We have identified some contrasts between the experiences of people with OA and IA. Those with OA identified a lack of acknowledgement and community support [23, 43]. They felt OA and the resultant disability were underestimated with limited media coverage of, and research into, OA [23]. While participants with IA felt that sometimes their symptoms were underestimated [47], they did not report trivialisation of the disease itself. In the wider literature people with RA felt inadequate support and information were available, particularly in specific situations like pregnancy [62]. Public health campaigns could assist with educating the wider community about arthritis and its impact.

This study has limitations. Firstly, although these data highlight the impact of OA and IA, existing literature focusses on problems related to arthritis rather than evaluation of actual needs.
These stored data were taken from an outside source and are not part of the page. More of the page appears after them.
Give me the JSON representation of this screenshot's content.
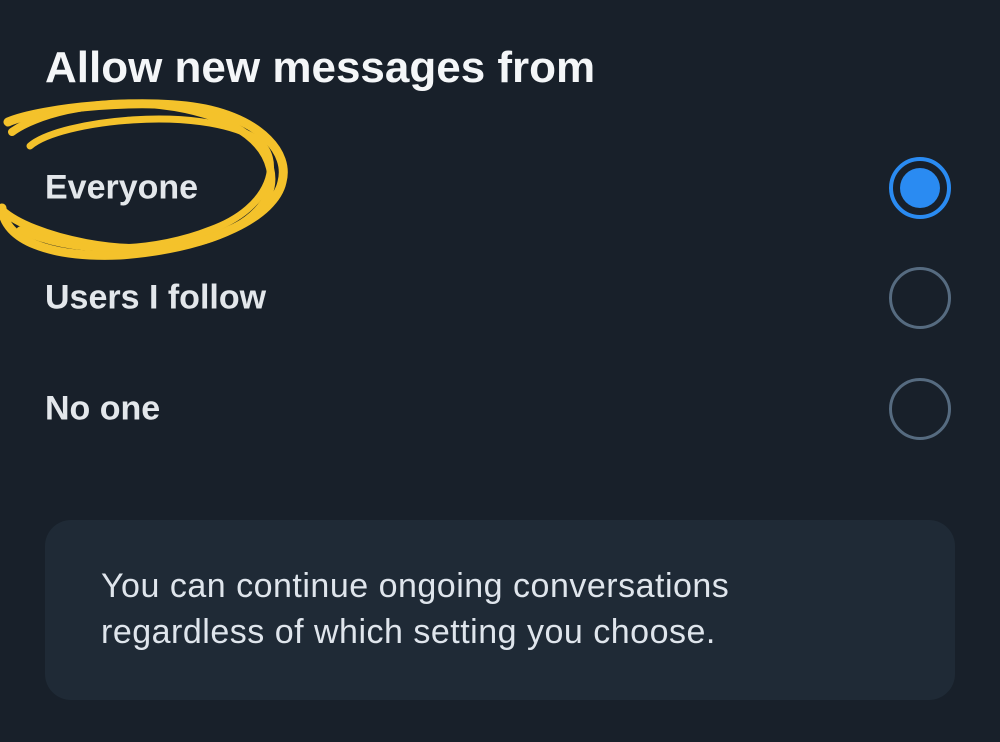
{
  "section": {
    "title": "Allow new messages from"
  },
  "options": [
    {
      "label": "Everyone",
      "selected": true
    },
    {
      "label": "Users I follow",
      "selected": false
    },
    {
      "label": "No one",
      "selected": false
    }
  ],
  "info": {
    "line1": "You can continue ongoing conversations",
    "line2": "regardless of which setting you choose."
  },
  "colors": {
    "background": "#18202a",
    "accent": "#2a8bf2",
    "highlight": "#f4c22b",
    "info_box": "#1f2a36"
  }
}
Thus, due to a paucity of data, we have not directly questioned the “needs” of people with OA and IA. It remains unknown which services exist and meet current needs, and which are insufficient, an important gap in the literature. This is a focus of the World Health Organisation’s Integrated Care for Older people approach. However, in line with the Gothenburg model of person-centred care, a key step in providers being able to deliver effective, person-centred care is to understand the experience of the person [63]. Accordingly, we believe summarising the literature regarding these issues is an important step towards addressing non-healthcare needs of people with arthritis, and enabling the delivery of effective person-centred care. Given the limited data, it is difficult to comment on whether non-healthcare needs differ according to country or social setting. Furthermore, as participants included mainly post-menopausal females, generalizability may be limited to other groups (particularly men, younger people, and those in low- and middle-income settings). Studies included modest sample sizes. Heterogeneity of data collected means different areas were investigated in each study; this provides limited triangulation and/or validation of any single conclusion. Overall studies were at moderate risk of bias, with higher risk of bias in data collection and recruitment. Finally, we did not perform inter-rater reliability for study selection.

This review has numerous strengths. A comprehensive scoping literature search was performed across four different databases. Many qualitative studies were included to enable deeper exploration of participants’ non-healthcare needs and perspectives. This search captured data from multiple levels of care, including community-based populations, as well as a range of different disease stages. OA studies involved a range of joints.

Conclusions

Arthritis has a pervasive impact on different areas of life, regardless of disease aetiology. To patients, the similarities in functional impact far outweigh the differences in the disease pathogenesis. Whilst people with arthritis are acutely aware of their inability to perform tasks and perceived “failures”, little work has been performed to identify the patients’ perspective of non-healthcare needs to facilitate targeted service provision and provide holistic care. Future research is required to assess this, across a broader population and joint involvement, to identify whether there may be joint-specific non-healthcare needs. Improved characterization of the patients’ perceived non-healthcare needs is necessary to provide relevant support and services for people with arthritis.